I’ve been making this tart for many years in countless iterations. It all started way back when with Julia Child’s version of a red wine-poached pear tart filled with frangipane. A gorgeous masterpiece.
Over the years, I simplified my version significantly, although it does still take a bit of work for all the different components. The nice thing is is that you can make the tart dough ahead of time (up to 1 day in the fridge or 1 month in the freezer), line the tart pan with the dough and freeze it (for up to 1 month in advance, tightly wrapped with plastic wrap), and poach the pears up to 3 days in advance (just store them in an airtight container in the fridge).
I poach my pears in a simple syrup flavored with orange zest and vanilla bean. The fragrance is simply incredible and will fill your house with the smell of the holidays. The buttery crust is reminiscent of pie dough meets a crisp cookie, and the smooth custard holds it all together.

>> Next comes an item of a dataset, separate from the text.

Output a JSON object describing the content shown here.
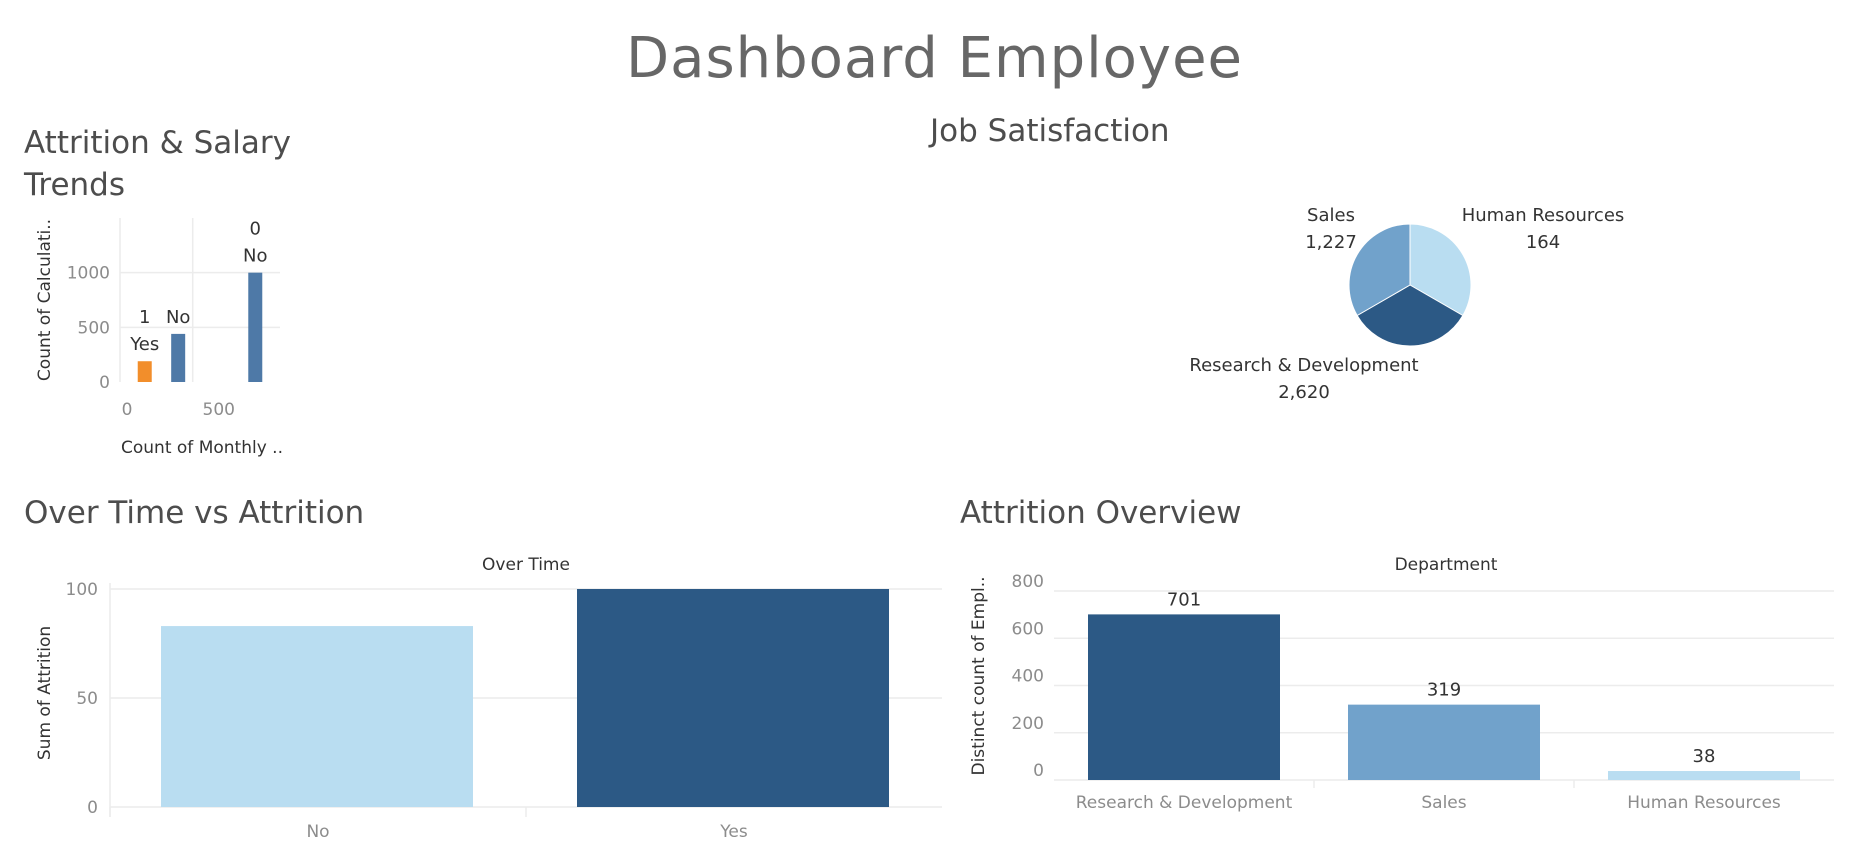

Topped with a shower of toasted almonds and a sprinkle of sugar for crunch, this is a definite every year on my Thanksgiving table.
Recipe: Pear Almond Custard Tart
- 1 large egg yolk
- 2 Tbsp milk
- 1/2 tsp vanilla extract
- 1 1/4 cups all-purpose flour
- 1/4 tsp kosher salt
- 1/3 cup confectioners’ sugar, sifted
- 1/2 cup cold unsalted butter, cut into small pieces
For the tart dough:
For the poached pears:
- 1/2 cup sugar
- 3 ripe but firm pears, preferably Bartlett, peeled, quartered, and cored
- Zest of 1 orange, removed with a vegetable peeler
- 1/2 vanilla bean, split and seeds scraped
For the filling:
- 1 large egg
- 1/4 cup sugar plus 2 tbsp
- 3 tbsp all-purpose flour
- 1/2 cup heavy cream
- 1 1/2 tsp vanilla extract
- 1/4 tsp kosher salt
- 1/3 cup sliced almonds, lightly toasted
- To make the tart dough, in a bowl, whisk together the egg yolk, milk, and vanilla extract. In a food processor, combine the flour, salt, and confectioners’ sugar. Scatter the butter over the top and pulse until the butter is broken up into pieces about the size of small peas. Pour the egg mixture over the flour mixture, then process until the mixture comes together. Dump the dough into a large ziploc bag and press together into a flat disk. Refrigerate for at least 30 minutes and up to 1 day before using, or freeze for up to 1 month.